Karena itu, bila dipandang perlu, majelis hakim dalam suatu perkara dapat memperhatikan kondisi yang berlangsung dalam masyarakat ketika menetapkan suatu agenda persidangan ataupun putusan. Dalam konteks itulah kita melihat permintaan Kapolda Metro Jaya Inspektur Jenderal M Iriawan kepada Majelis Hakim PN Jakarta Utara untuk menunda pembacaan tuntutan dari jaksa penuntut umum memiliki relevansi. Secara tertulis, Kapolda Metro Jaya menyarankan pembacaan tuntutan jaksa dilakukan setelah pencoblosan pilkada DKI Jakarta putaran kedua yang berlangsung 19 April.

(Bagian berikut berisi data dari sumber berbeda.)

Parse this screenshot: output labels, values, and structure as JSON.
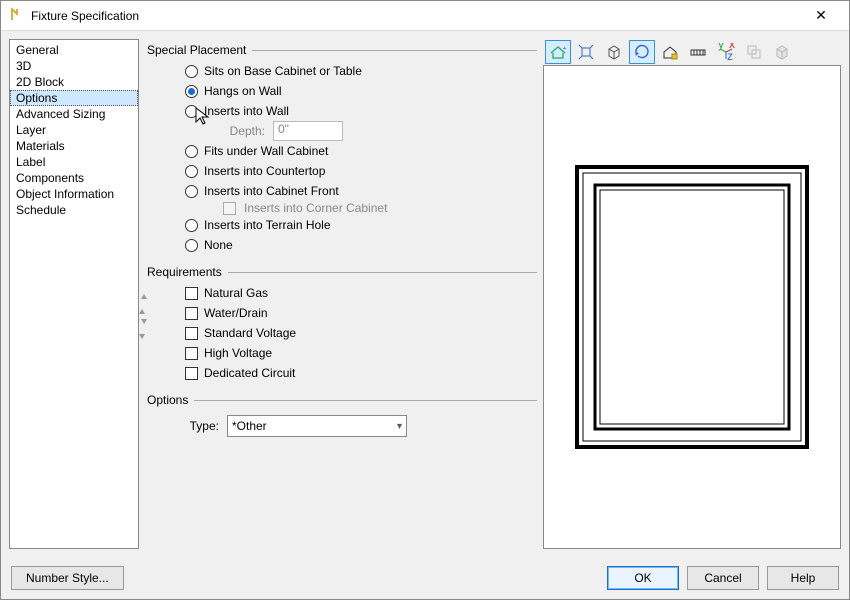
{
  "window": {
    "title": "Fixture Specification"
  },
  "sidebar": {
    "items": [
      {
        "label": "General"
      },
      {
        "label": "3D"
      },
      {
        "label": "2D Block"
      },
      {
        "label": "Options"
      },
      {
        "label": "Advanced Sizing"
      },
      {
        "label": "Layer"
      },
      {
        "label": "Materials"
      },
      {
        "label": "Label"
      },
      {
        "label": "Components"
      },
      {
        "label": "Object Information"
      },
      {
        "label": "Schedule"
      }
    ],
    "selected_index": 3
  },
  "special_placement": {
    "legend": "Special Placement",
    "options": [
      {
        "label": "Sits on Base Cabinet or Table"
      },
      {
        "label": "Hangs on Wall"
      },
      {
        "label": "Inserts into Wall"
      },
      {
        "label": "Fits under Wall Cabinet"
      },
      {
        "label": "Inserts into Countertop"
      },
      {
        "label": "Inserts into Cabinet Front"
      },
      {
        "label": "Inserts into Terrain Hole"
      },
      {
        "label": "None"
      }
    ],
    "selected_index": 1,
    "depth": {
      "label": "Depth:",
      "value": "0\""
    },
    "corner_cabinet": {
      "label": "Inserts into Corner Cabinet"
    }
  },
  "requirements": {
    "legend": "Requirements",
    "items": [
      {
        "label": "Natural Gas"
      },
      {
        "label": "Water/Drain"
      },
      {
        "label": "Standard Voltage"
      },
      {
        "label": "High Voltage"
      },
      {
        "label": "Dedicated Circuit"
      }
    ]
  },
  "options_section": {
    "legend": "Options",
    "type_label": "Type:",
    "type_value": "*Other"
  },
  "toolbar_icons": [
    "elevation-view",
    "full-extent",
    "cube-view",
    "rotate-cam",
    "house-color",
    "measure",
    "xyz-axes",
    "copy-view",
    "cube-shaded"
  ],
  "footer": {
    "number_style": "Number Style...",
    "ok": "OK",
    "cancel": "Cancel",
    "help": "Help"
  }
}
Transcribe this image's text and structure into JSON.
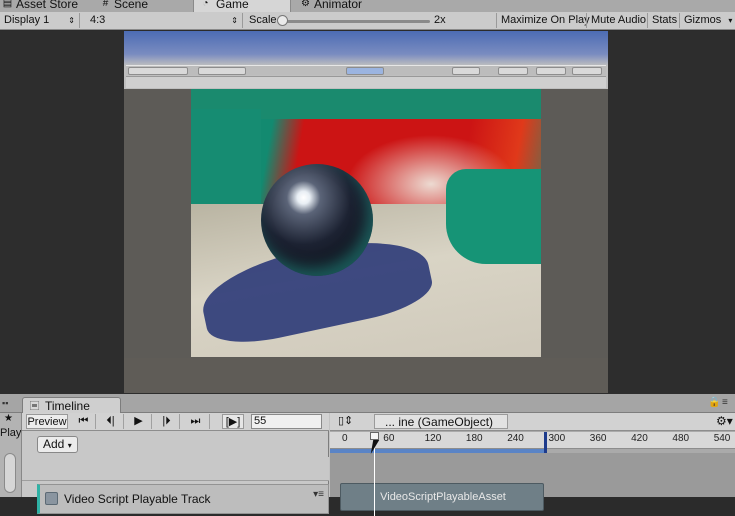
{
  "top_tabs": {
    "asset_store": "Asset Store",
    "scene": "Scene",
    "game": "Game",
    "animator": "Animator"
  },
  "game_toolbar": {
    "display": "Display 1",
    "aspect": "4:3",
    "scale_label": "Scale",
    "scale_value": "2x",
    "maximize": "Maximize On Play",
    "mute": "Mute Audio",
    "stats": "Stats",
    "gizmos": "Gizmos"
  },
  "timeline": {
    "tab_label": "Timeline",
    "preview_label": "Preview",
    "frame_value": "55",
    "add_label": "Add",
    "breadcrumb": "... ine (GameObject)",
    "track_name": "Video Script Playable Track",
    "clip_name": "VideoScriptPlayableAsset",
    "ruler_ticks": [
      "0",
      "60",
      "120",
      "180",
      "240",
      "300",
      "360",
      "420",
      "480",
      "540"
    ],
    "side_label": "Play"
  },
  "colors": {
    "track_accent": "#2fb2a5",
    "clip_fill": "#6f7f87",
    "range_bar": "#5a84c6",
    "end_marker": "#1d3b8c"
  }
}
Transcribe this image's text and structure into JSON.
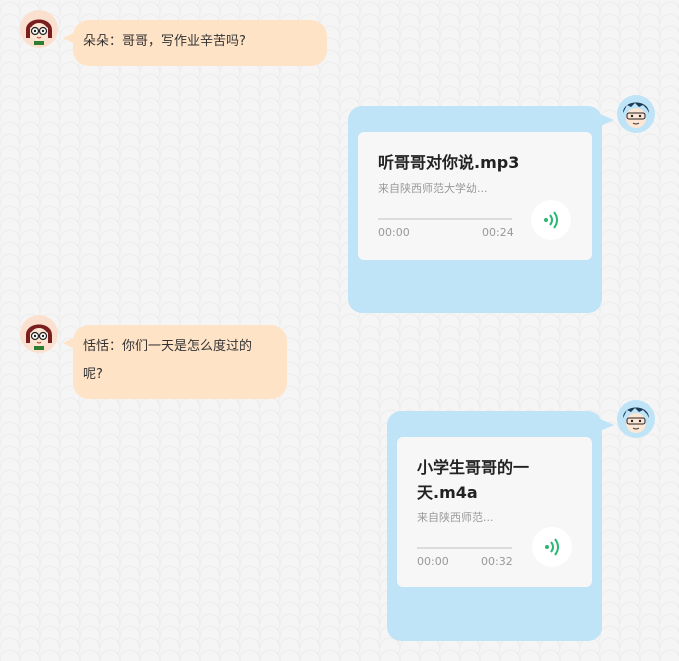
{
  "messages": [
    {
      "type": "text",
      "side": "left",
      "text": "朵朵：哥哥，写作业辛苦吗?"
    },
    {
      "type": "audio",
      "side": "right",
      "title": "听哥哥对你说.mp3",
      "source": "来自陕西师范大学幼...",
      "current_time": "00:00",
      "duration": "00:24",
      "progress": 0
    },
    {
      "type": "text",
      "side": "left",
      "line1": "恬恬：你们一天是怎么度过的",
      "line2": "呢?"
    },
    {
      "type": "audio",
      "side": "right",
      "title_line1": "小学生哥哥的一",
      "title_line2": "天.m4a",
      "source": "来自陕西师范...",
      "current_time": "00:00",
      "duration": "00:32",
      "progress": 0
    }
  ],
  "icons": {
    "girl_avatar": "girl-avatar-icon",
    "boy_avatar": "boy-avatar-icon",
    "audio": "speaker-wave-icon"
  },
  "colors": {
    "left_bubble": "#ffe3c7",
    "right_bubble": "#bfe3f7",
    "audio_icon": "#2bb673"
  }
}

Paralel dengan hal itu, Polda Metro Jaya juga menginformasikan bahwa proses penyelidikan terhadap laporan polisi yang menyeret nama pasangan calon gubernur Anies Baswedan dan Sandiaga Uno juga ditunda pascapemungutan suara pilkada DKI putaran kedua selesai. Tanpa bermaksud ikut memengaruhi proses hukum dalam kasus penodaan agama, kita mengapresiasi sensitivitas Kapolda Metro Jaya yang melihat perlunya upaya untuk menurunkan suhu politik yang semakin memanas dalam pilkada DKI Jakarta.
Semua tentu mafhum bahwa kasus penodaan agama ini berlangsung dan bersinggungan dengan jalannya pilkada DKI sehingga langsung ataupun tidak langsung proses persidangan kasus itu akan ikut memengaruhi jalannya pilkada DKI. Bukan hanya itu, Jaksa Agung M Prasetyo secara tegas juga mendukung imbauan Kapolda Metro Jaya. Demikian pula Ketua Dewan Kehormatan Penyelenggara Pemilu Jimly Asshiddiqie yang menilai alasan polisi mengajukan penundaan persidangan itu amat logis.

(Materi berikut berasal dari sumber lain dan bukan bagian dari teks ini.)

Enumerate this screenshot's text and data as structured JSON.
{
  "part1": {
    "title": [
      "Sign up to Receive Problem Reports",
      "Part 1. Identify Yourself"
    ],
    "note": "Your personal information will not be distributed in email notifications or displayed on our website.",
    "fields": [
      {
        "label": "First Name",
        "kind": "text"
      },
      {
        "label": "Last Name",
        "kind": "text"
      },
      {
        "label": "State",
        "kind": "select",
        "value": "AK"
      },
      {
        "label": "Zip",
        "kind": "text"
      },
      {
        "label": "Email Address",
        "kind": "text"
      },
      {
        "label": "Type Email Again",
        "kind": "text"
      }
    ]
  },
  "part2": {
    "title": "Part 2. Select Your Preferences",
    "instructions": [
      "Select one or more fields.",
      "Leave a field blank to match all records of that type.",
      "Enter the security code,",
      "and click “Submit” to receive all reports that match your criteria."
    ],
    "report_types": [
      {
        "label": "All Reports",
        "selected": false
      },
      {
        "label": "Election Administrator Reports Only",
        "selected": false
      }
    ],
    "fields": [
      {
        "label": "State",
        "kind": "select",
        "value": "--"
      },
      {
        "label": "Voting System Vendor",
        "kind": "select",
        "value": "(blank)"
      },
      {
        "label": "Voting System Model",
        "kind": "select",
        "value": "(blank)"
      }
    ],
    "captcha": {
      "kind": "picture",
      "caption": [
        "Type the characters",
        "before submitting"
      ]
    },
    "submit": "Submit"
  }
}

Apalagi, durasi waktu antara persidangan dan hari pencoblosan sangat rapat sehingga berpotensi menimbulkan situasi tidak kondusif. Demi kemaslahatan bersama, kita pun mendukung imbauan dari Kapolda Metro Jaya yang telah mencium adanya potensi-potensi kerawanan menjelang berlangsungnya pilkada DKI putaran kedua. Apalagi beredar kabar bakal ada pengerahan massa pada sidang penuntutan besok. Tindakan preventif dan antisipatif dari aparat keamanan untuk menghindari hal-hal yang tidak diinginkan patut kita dukung.

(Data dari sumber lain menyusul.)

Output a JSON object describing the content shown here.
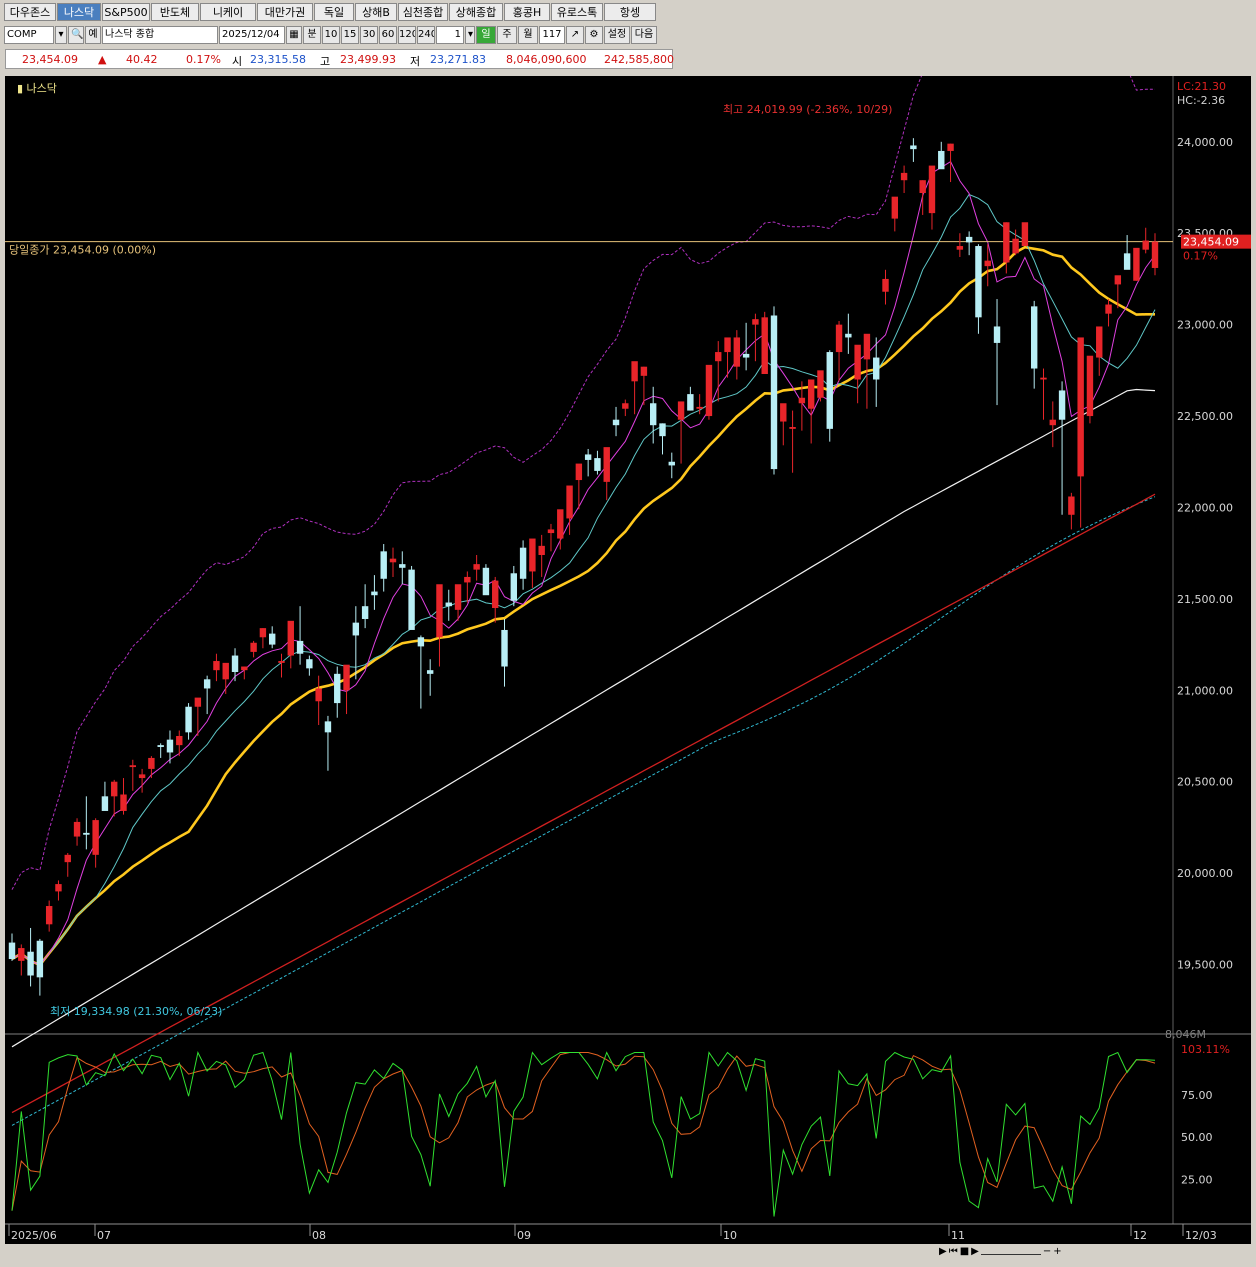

Kita tentu menghargai dan menghormati Pengadilan Negeri Jakarta Utara yang telah memutuskan untuk tetap akan menggelar sidang tuntutan kasus penodaan agama, besok. Akan tetapi, akan jauh lebih bijaksana bila majelis hakim mempertimbangkan kembali keputusan itu dan menunda pembacaan tuntutan jaksa seusai pemungutan suara putaran kedua. Sah-sah saja bila agenda sidang yang hanya dilandasi asas legal formal itu tetap dilanjutkan. Namun, sangatlah arif bila hal itu ditunda demi kemaslahatan bersama. Di sinilah letak rasa keadilan masyarakat.